Management’s confidence is not necessarily misplaced. LCM’s interims may have underwhelmed the market, but they revealed two important post-period events. First, an Australian class action — funded off LCM’s own balance sheet — came good, producing an A$5.8mn gross profit. Second, a claim against Carillion’s former auditor KPMG settled, and is expected to result in A$6.3mn of gross profit.
A number of other cases are awaiting judgment or award, including three “direct” investments — that is cases which have been funded off LCM’s own balance sheet, without the involvement of third party funds.
LCM’s next set of results could therefore be significantly more impressive, and this isn’t reflected in the group’s lowly valuation: LCM trades on a forward price/earnings ratio of just 4.9, according to FactSet.
If there’s one thing we have learnt about litigation funders, however, it’s that courts are unpredictable and cash flow is extremely lumpy. Even when the signs are good, it’s unwise to count a funder’s chickens before they have hatched.
CLS Holdings family keep faith
An insider at European office landlord CLS Holdings has bought £1.86mn in shares after it swung to a hefty loss in its results for the last calendar year.
Last week, a person closely associated with Anna Seeley, deputy chair, non-executive director, and daughter of CLS’s late founding shareholder Sten Mortstedt, bought 1.4mn shares at 133p each.
Seeley’s purchase increases the Mortstedt family’s grip on the company. The Sten and Karin Mortstedt Family and Charity Trust currently owns 51.5 per cent of CLS, while family member and non-executive director Bern Mortstedt owns a further 6.5 per cent.
The decision to invest follows a disappointing set of results for CLS. Its price has dropped by 10 per cent since it posted an £82mn pre-tax loss for the 12 months to 31 December thanks to a valuation hit, falling net rental income, and increasing vacancy rates.
CLS suffered from a 6 per cent drop in its European Real Estate Association (EPRA) net tangible asset (NTA) value, amounting to a £136.5mn devaluation, which it blamed on “the rising interest rate backdrop” reducing buyers’ budgets. Operationally, profit from rental income (before revaluations) was down to £75.9mn from £77.4mn due to flat revenue and increased costs.

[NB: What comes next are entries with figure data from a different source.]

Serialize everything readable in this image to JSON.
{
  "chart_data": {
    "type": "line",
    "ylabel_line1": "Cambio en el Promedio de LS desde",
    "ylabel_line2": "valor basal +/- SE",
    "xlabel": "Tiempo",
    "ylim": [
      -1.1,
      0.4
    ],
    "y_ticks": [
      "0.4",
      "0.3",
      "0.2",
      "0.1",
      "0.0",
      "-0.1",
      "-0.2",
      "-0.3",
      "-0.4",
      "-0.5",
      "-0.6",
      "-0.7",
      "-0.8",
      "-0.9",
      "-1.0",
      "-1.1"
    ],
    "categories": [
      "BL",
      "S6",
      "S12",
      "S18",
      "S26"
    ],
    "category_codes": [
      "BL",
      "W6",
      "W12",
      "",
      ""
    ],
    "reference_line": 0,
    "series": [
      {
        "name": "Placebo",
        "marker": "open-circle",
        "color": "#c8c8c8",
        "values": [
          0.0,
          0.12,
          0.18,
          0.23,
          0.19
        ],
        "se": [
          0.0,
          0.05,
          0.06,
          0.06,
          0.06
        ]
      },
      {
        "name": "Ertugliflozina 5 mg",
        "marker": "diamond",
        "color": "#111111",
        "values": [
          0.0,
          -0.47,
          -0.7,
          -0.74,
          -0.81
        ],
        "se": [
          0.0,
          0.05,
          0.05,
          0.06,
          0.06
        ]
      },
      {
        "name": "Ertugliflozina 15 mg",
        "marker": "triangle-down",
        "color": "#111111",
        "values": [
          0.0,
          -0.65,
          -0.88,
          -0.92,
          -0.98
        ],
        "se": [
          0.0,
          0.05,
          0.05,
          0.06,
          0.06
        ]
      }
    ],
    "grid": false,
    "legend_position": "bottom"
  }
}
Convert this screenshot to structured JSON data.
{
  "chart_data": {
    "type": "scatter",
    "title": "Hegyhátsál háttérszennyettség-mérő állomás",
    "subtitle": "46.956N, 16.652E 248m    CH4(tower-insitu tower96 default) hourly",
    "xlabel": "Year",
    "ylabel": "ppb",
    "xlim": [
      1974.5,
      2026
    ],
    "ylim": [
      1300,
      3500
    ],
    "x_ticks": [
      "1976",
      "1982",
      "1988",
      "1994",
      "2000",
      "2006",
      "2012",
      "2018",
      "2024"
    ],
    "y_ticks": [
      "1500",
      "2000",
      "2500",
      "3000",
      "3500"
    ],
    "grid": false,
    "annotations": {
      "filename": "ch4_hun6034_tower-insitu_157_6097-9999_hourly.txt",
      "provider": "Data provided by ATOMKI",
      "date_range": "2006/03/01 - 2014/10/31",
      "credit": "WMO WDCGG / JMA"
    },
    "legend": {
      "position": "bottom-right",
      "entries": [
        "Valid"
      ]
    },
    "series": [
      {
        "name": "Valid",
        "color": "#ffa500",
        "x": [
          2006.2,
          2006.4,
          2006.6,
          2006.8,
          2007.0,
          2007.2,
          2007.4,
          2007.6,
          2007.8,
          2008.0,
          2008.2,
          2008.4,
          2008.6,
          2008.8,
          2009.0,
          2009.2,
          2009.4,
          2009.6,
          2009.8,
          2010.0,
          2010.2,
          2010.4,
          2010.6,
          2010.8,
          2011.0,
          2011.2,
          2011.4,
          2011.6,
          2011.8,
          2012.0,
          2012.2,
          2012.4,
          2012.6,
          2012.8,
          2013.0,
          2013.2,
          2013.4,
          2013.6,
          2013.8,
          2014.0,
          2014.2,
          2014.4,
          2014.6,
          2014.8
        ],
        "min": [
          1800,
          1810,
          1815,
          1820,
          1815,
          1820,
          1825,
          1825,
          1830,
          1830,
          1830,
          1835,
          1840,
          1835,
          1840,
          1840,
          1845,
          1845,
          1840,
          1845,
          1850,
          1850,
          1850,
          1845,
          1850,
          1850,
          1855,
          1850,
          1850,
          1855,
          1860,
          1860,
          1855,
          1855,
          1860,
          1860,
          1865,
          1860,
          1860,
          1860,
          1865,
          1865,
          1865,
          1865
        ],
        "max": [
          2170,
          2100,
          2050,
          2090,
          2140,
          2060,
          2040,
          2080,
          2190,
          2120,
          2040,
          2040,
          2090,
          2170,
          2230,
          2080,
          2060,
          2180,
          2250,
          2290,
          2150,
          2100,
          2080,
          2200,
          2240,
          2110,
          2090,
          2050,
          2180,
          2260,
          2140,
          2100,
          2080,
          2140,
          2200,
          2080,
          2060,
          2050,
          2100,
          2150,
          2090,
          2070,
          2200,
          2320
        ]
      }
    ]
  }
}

Meanwhile, the amount of unlet space in the portfolio by value grew from 5.8 per cent at the end of 2021 to 7.4 per cent, driven by the vacancy of its UK assets almost doubling from 5.4 per cent to 10 per cent. The company pinned some of this on tenants “downsiz[ing] their space in response to changing working patterns among their staff”.
Despite the results, house broker Liberum said it remained bullish about the company, with its fall in EPRA NTA being less than expected. It also said the shares were well priced “given CLS’s long-term track record of value creation”.